I duly checked in just as they opened at 8 a.m. and was walked through the differences in the controls on the loan vehicle – at that time I couldn’t see what model of Nissan it was, just that it appeared to be bottom of the range and fitted out with a lot of cheap plastic. When I set off it made somewhat more of a growling noise that an engine that small really has any right to but I was soon distracted from that by the sight of the partially eclipsed sunrise that was occuring immediately ahead of me for most of the way from Peterborough to St. Ives.
It made a really nice change to have a crescent sun blinding me instead of the usual blazing ball and I quite enjoyed the trip up to the point near the end when I tried to clear some sprayed-up road salt solution off my front screen and found that the washer bottle was either empty or frozen up! Still, I only had to do about a mile trying to see through muddy grey stripes on the screen so it could have been worse!

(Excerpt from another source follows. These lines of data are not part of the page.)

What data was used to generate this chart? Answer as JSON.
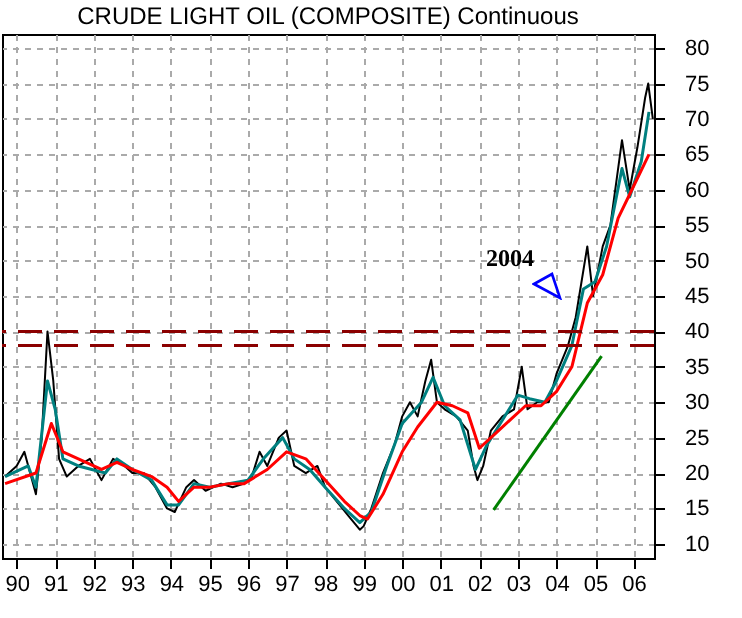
{
  "chart_data": {
    "type": "line",
    "title": "CRUDE LIGHT OIL (COMPOSITE) Continuous",
    "xlim": [
      1989.62,
      2006.53
    ],
    "ylim": [
      8,
      82
    ],
    "xticks": [
      {
        "value": 1990,
        "label": "90"
      },
      {
        "value": 1991,
        "label": "91"
      },
      {
        "value": 1992,
        "label": "92"
      },
      {
        "value": 1993,
        "label": "93"
      },
      {
        "value": 1994,
        "label": "94"
      },
      {
        "value": 1995,
        "label": "95"
      },
      {
        "value": 1996,
        "label": "96"
      },
      {
        "value": 1997,
        "label": "97"
      },
      {
        "value": 1998,
        "label": "98"
      },
      {
        "value": 1999,
        "label": "99"
      },
      {
        "value": 2000,
        "label": "00"
      },
      {
        "value": 2001,
        "label": "01"
      },
      {
        "value": 2002,
        "label": "02"
      },
      {
        "value": 2003,
        "label": "03"
      },
      {
        "value": 2004,
        "label": "04"
      },
      {
        "value": 2005,
        "label": "05"
      },
      {
        "value": 2006,
        "label": "06"
      }
    ],
    "yticks": [
      10,
      15,
      20,
      25,
      30,
      35,
      40,
      45,
      50,
      55,
      60,
      65,
      70,
      75,
      80
    ],
    "grid": true,
    "marker": "none",
    "series": [
      {
        "color": "#000000",
        "x": [
          1989.7,
          1990.0,
          1990.2,
          1990.4,
          1990.5,
          1990.65,
          1990.8,
          1990.95,
          1991.1,
          1991.3,
          1991.6,
          1991.9,
          1992.2,
          1992.5,
          1992.8,
          1993.0,
          1993.3,
          1993.6,
          1993.9,
          1994.1,
          1994.4,
          1994.6,
          1994.9,
          1995.3,
          1995.6,
          1995.9,
          1996.1,
          1996.3,
          1996.5,
          1996.8,
          1997.0,
          1997.2,
          1997.5,
          1997.8,
          1998.0,
          1998.3,
          1998.6,
          1998.9,
          1999.0,
          1999.2,
          1999.5,
          1999.8,
          2000.0,
          2000.2,
          2000.4,
          2000.6,
          2000.75,
          2000.9,
          2001.1,
          2001.4,
          2001.7,
          2001.85,
          2001.95,
          2002.1,
          2002.3,
          2002.6,
          2002.9,
          2003.1,
          2003.25,
          2003.5,
          2003.8,
          2004.0,
          2004.3,
          2004.5,
          2004.8,
          2004.95,
          2005.2,
          2005.4,
          2005.7,
          2005.9,
          2006.1,
          2006.3,
          2006.38,
          2006.5
        ],
        "values": [
          19.5,
          21,
          23,
          19,
          17,
          25,
          40,
          33,
          22,
          19.5,
          21,
          22,
          19,
          22,
          21,
          20,
          20,
          18,
          15,
          14.5,
          18,
          19,
          17.5,
          18.5,
          18,
          18.5,
          19.5,
          23,
          21,
          25,
          26,
          21,
          20,
          21,
          18,
          16,
          14,
          12,
          12.5,
          15,
          20,
          24,
          28,
          30,
          28,
          33,
          36,
          30,
          29,
          28,
          26,
          21,
          19,
          21,
          26,
          28,
          29,
          35,
          29,
          30,
          30,
          34,
          38,
          42,
          52,
          45,
          52,
          55,
          67,
          60,
          66,
          73,
          75,
          70
        ]
      },
      {
        "color": "#008080",
        "x": [
          1989.7,
          1990.3,
          1990.5,
          1990.8,
          1991.0,
          1991.2,
          1991.6,
          1992.3,
          1992.6,
          1993.0,
          1993.5,
          1993.9,
          1994.2,
          1994.6,
          1995.0,
          1995.5,
          1996.0,
          1996.4,
          1996.9,
          1997.2,
          1997.6,
          1998.0,
          1998.5,
          1998.9,
          1999.2,
          1999.6,
          2000.0,
          2000.5,
          2000.8,
          2001.1,
          2001.5,
          2001.9,
          2002.2,
          2002.6,
          2003.0,
          2003.3,
          2003.7,
          2004.0,
          2004.4,
          2004.7,
          2005.0,
          2005.3,
          2005.7,
          2005.9,
          2006.2,
          2006.4
        ],
        "values": [
          19.5,
          21,
          18,
          33,
          29,
          22,
          21,
          20,
          22,
          20.5,
          19,
          15.5,
          15.5,
          18.5,
          18,
          18.5,
          19,
          22,
          25,
          22,
          20.5,
          18,
          15,
          13,
          14.5,
          21,
          27,
          30,
          33.5,
          29.5,
          27.5,
          20.5,
          24,
          27.5,
          31,
          30.5,
          30,
          33,
          38,
          46,
          47,
          52,
          63,
          59,
          64,
          71
        ]
      },
      {
        "color": "#ff0000",
        "x": [
          1989.7,
          1990.5,
          1990.9,
          1991.2,
          1991.6,
          1992.2,
          1992.6,
          1993.0,
          1993.5,
          1993.9,
          1994.2,
          1994.6,
          1995.0,
          1995.5,
          1995.9,
          1996.5,
          1997.0,
          1997.5,
          1998.0,
          1998.5,
          1998.9,
          1999.1,
          1999.5,
          2000.0,
          2000.4,
          2000.9,
          2001.3,
          2001.7,
          2002.0,
          2002.4,
          2002.8,
          2003.2,
          2003.6,
          2004.0,
          2004.4,
          2004.8,
          2005.2,
          2005.6,
          2006.0,
          2006.4
        ],
        "values": [
          18.5,
          20,
          27,
          23,
          22,
          20.5,
          21.5,
          20.5,
          19.5,
          18,
          16,
          18,
          18,
          18.5,
          18.5,
          20.5,
          23,
          22,
          19,
          16,
          14,
          13.5,
          17,
          23,
          26.5,
          30,
          29.5,
          28.5,
          23.5,
          25.5,
          27.5,
          29.5,
          29.5,
          31.5,
          35,
          44,
          48,
          56,
          60.5,
          65
        ]
      },
      {
        "color": "#008000",
        "x": [
          2002.37,
          2005.17
        ],
        "values": [
          14.8,
          36.5
        ]
      }
    ],
    "ref_lines": [
      {
        "axis": "y",
        "value": 40,
        "color": "#8b0000",
        "line_style": "dashed"
      },
      {
        "axis": "y",
        "value": 38,
        "color": "#8b0000",
        "line_style": "dashed"
      }
    ],
    "annotations": [
      "2004"
    ]
  }
}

Before I left in the evening (I got in late and my boss agreed I could leave early to make up for it!) I cleaned the screen with a bottle of water but found that the washers had thawed out so anticipated no such problems on the way back in the dark.
Just as I was leaving St.Ives, however, I noticed that the dirt was so thick on the BACK window that I couldn’t see a thing through it.

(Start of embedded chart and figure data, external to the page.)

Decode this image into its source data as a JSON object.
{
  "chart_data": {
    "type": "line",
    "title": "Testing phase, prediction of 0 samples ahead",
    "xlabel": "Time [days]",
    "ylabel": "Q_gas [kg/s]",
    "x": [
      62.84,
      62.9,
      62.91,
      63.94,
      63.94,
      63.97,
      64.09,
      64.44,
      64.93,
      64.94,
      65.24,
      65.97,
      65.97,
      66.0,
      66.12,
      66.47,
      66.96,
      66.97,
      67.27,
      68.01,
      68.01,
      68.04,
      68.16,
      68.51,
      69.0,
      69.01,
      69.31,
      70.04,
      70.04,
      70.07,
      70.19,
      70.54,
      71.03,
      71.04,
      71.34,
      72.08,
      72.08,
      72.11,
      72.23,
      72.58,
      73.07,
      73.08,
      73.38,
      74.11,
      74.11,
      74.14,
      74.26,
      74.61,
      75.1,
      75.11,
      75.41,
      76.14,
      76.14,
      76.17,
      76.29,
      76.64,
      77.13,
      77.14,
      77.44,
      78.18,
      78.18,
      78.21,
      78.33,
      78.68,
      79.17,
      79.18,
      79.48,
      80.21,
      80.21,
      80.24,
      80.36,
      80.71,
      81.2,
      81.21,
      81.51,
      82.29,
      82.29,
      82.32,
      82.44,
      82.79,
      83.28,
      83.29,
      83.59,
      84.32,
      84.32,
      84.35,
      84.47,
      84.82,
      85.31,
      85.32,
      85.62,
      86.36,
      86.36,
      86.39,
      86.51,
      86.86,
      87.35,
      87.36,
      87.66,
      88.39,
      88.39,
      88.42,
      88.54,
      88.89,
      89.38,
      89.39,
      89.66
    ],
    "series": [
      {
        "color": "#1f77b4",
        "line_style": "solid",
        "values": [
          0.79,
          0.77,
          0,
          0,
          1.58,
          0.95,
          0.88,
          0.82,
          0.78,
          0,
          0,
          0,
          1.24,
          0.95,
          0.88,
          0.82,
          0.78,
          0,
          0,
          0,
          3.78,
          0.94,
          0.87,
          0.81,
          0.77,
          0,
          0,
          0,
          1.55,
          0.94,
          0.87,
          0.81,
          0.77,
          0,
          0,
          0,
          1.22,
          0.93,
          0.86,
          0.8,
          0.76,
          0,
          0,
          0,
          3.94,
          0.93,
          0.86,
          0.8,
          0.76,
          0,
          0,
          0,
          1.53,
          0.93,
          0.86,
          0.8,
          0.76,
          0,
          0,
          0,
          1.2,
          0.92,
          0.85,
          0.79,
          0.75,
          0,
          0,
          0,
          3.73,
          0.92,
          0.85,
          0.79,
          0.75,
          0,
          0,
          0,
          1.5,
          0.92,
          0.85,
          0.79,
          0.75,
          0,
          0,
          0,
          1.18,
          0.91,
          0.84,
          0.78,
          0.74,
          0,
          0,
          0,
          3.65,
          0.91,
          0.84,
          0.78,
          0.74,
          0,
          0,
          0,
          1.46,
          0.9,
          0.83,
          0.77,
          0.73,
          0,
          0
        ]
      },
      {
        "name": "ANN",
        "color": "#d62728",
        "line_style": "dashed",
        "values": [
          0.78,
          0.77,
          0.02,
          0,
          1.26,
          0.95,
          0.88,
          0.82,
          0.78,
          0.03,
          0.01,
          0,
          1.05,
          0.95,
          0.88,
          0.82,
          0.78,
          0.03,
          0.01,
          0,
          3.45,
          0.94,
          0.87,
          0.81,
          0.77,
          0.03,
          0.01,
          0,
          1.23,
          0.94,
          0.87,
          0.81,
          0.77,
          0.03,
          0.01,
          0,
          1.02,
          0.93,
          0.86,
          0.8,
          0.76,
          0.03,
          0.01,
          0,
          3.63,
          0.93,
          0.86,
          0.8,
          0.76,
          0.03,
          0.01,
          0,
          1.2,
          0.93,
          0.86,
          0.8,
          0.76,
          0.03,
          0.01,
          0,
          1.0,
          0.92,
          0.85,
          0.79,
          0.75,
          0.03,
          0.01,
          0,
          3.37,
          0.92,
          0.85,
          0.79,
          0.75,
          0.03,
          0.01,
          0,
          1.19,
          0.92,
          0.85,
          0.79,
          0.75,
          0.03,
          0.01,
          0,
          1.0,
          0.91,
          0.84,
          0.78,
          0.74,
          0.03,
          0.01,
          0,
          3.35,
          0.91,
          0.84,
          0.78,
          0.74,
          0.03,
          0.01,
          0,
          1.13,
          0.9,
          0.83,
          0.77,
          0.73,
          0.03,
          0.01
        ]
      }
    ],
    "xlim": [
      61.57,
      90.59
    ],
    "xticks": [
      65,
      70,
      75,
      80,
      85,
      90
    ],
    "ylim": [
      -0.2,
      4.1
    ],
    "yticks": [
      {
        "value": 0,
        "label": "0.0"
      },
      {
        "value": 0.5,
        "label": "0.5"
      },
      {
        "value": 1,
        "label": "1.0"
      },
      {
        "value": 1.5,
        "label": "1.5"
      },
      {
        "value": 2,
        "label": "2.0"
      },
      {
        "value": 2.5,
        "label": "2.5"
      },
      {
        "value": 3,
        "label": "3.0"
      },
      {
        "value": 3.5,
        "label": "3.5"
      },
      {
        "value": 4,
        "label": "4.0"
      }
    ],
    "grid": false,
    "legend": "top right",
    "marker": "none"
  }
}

So I operated the rear washer switch and nothing happened!
So I operated it again – for longer!
And this time something DID happen – I felt an extremely WET sensation in my right sock!
With suspicion dawning and being certain that I had NOT in fact had some sort of childish accident I tried the switch one more time and the wetness got worse! I drove back to the garage with little visibility out of the back of the car, and the heater on full blast directed down into the footwell to dry me out.
When I got back to the Service desk I was attended to by a lady at the next desk to the man who had booked me in that morning and naturally mentioned this problem with their loan vehicle.
On overhearing me the bloke at the next desk laughed and said “Oh! The pipe has disconnected itself again”.
I loved the “again” – if he knew about it why the hell didn’t he warn me it might happen?
And then the lady serving me joined in with “I think I’ve got one booked in tomorrow to have that problem sorted out”!
My curiosity got the better of me ; “What model is it exactly that’s getting this incontinence problem?”, I asked.
“It’s a Nissan Pixo” was the reply.
“Well they should have called it the Paxo”, I replied, “Because if you try to sell me one I’ll tell you where to stuff it!”
Quick as a flash I am sometimes!
And MY car? Well no major work was needed on the service and it got through the MOT after I agreed to a replacement battery so it’s ready for another three orbits!
Apparently it “failed the battery test” and only an old cynic like me would venture to suggest that said test consists of a mechanic asking “Is that the original 7 year old battery ?”, “Yes”, “Fail!”